Hawking, Perry and Strominger recently invoked BMS symmetry charges in an attempt to resolve the black hole information paradox. Here we propose an alternative scenario that is based on the Kac-Moody charges. We show that the role of BMS charges can be played by an infinite set of symmetries that emerge from the space-time foam predicted by quantum gravity. Specifically, we focus on Yang-Mills fields embedded in the gravity described by the Holst formulation, and argue that the Yang-Mills and gravitational self-duality conditions in space-time bubbles are related to a new infinite dimensional global symmetry, hidden in the Lagrangian. Such a symmetry is manifested by the Kac-Moody algebra, with zero central charges. This implies the existence, in the space-time foam, of an infinite number of different instantons that are interconnected by the Kac-Moody symmetry. These modes puncture the horizons of the building block of the space-time bubbles.
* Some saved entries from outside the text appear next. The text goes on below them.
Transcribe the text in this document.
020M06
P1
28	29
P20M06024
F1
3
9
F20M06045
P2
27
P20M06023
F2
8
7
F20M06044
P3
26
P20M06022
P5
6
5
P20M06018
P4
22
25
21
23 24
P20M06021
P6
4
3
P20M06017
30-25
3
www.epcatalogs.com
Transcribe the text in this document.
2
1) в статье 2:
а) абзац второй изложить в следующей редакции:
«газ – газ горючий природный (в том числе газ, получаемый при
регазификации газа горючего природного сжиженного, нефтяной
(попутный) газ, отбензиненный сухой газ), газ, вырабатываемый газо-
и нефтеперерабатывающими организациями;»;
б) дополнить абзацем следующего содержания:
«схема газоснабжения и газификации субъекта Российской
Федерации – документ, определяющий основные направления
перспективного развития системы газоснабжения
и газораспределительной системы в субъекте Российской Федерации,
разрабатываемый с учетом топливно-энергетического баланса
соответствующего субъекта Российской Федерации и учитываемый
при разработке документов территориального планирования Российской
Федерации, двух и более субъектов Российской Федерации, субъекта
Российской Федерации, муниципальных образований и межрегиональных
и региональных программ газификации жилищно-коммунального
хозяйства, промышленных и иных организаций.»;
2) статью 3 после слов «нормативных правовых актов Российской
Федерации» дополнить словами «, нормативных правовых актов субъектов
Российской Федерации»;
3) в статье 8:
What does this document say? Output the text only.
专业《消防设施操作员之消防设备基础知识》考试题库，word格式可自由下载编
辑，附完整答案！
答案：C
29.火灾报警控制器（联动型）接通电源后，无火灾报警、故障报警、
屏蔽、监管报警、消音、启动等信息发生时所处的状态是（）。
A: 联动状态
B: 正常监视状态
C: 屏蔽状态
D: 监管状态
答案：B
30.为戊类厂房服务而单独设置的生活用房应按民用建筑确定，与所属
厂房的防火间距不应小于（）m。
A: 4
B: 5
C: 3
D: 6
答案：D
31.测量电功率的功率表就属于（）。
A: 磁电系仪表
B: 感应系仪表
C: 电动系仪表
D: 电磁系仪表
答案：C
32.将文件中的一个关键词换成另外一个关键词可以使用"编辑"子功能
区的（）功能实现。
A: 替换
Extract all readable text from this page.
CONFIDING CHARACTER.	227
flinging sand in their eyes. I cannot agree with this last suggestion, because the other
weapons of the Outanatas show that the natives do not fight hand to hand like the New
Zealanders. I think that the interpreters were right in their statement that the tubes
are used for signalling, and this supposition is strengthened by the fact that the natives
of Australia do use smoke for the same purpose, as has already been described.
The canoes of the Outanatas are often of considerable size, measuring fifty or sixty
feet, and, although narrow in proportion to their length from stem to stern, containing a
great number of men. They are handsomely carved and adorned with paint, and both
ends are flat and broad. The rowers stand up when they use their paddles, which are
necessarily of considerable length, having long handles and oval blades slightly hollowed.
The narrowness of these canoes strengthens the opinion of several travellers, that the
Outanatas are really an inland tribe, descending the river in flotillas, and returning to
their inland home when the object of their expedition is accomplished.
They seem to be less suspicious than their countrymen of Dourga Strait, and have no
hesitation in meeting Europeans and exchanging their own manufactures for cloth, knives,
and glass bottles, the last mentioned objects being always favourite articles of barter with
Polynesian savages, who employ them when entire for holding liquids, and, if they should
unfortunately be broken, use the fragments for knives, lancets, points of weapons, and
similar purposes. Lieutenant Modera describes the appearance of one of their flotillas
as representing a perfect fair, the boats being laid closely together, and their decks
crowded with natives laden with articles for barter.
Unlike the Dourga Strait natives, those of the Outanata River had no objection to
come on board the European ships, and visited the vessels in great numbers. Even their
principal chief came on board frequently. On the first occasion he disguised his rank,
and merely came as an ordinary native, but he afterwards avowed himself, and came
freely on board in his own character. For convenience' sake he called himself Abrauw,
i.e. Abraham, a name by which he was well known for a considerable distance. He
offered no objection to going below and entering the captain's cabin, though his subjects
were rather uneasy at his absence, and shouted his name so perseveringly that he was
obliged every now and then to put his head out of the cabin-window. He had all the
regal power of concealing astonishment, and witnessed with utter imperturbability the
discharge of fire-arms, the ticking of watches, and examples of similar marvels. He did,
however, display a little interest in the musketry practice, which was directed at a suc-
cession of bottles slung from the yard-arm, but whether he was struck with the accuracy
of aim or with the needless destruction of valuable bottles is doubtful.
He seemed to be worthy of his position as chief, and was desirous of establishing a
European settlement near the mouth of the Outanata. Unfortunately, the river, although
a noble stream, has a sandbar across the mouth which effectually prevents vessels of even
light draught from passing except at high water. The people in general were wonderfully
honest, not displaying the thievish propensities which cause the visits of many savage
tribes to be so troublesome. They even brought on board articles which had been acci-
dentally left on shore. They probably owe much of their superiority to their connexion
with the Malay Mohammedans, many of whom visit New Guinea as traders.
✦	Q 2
On the other hand, the same Kac-Moody symmetry is retried in non-perturbative regime at the level of the gravitational quantum loops. The new result carries consequences on the no-hair theorem and on the study of quantum black holes. In particular, instantonic moduli of the Kac-Moody charges are quantum hairs encoding the missing black hole information, subtly compatible with the no hair theorem.